If CMS or the courts were to reject Utah’s waiver, a fallback provision in SB96 could see the state allow full Medicaid expansion to take effect, similar to the structure of Proposition 3.

Cosgrove said his goal in signing and submitting the June 30 letter is to prolong the approval process to the point that SB96′s fallback expansion is triggered.

“If we can pause it long enough," he said, “then they run out of time."

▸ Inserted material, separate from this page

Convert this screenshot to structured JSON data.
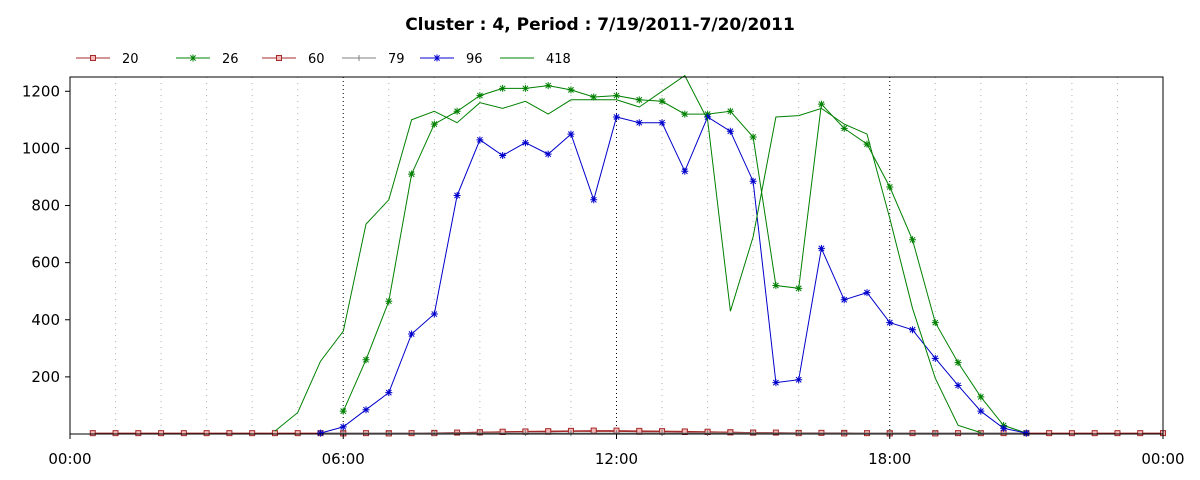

Cosgrove said he is most bothered by the work requirements of SB96 — sometimes called a “work effort” or “community engagement” requirement by lawmakers — which positions subsidized health care as a transactional good, rather than a right or privilege.

“You have to work, and, according to these rules, you have to work this much, before we will allow you to have access to health care,” Cosgrove said, “which is just dumb for so many reasons.”

Utah Department of Health spokeswoman Kolbi Young said state officials are going through the comments received from the public to sort and respond to them, at which point the state’s waiver request will be formally submitted to CMS, likely in the coming weeks. At that point, an additional public comment period will be opened at the federal level ahead of either approval or denial of the state’s waiver.

Utah’s Medicaid program currently is operating under a temporary waiver, often referred to as the “bridge” plan, which includes a limited expansion population and approval for work requirements, but those work requirements have not been implemented.

Young said it is unclear when CMS will rule on Utah’s permanent waiver. So far, roughly 10,000 Utahns have enrolled in Medicaid under the bridge expansion, on top of another 20,000 who were previously enrolled in state-run health care programs and moved into Medicaid.

“As with any application or waiver request that we’ve made in the past,” Young said, “the time frame for response from the federal government has varied wildly.”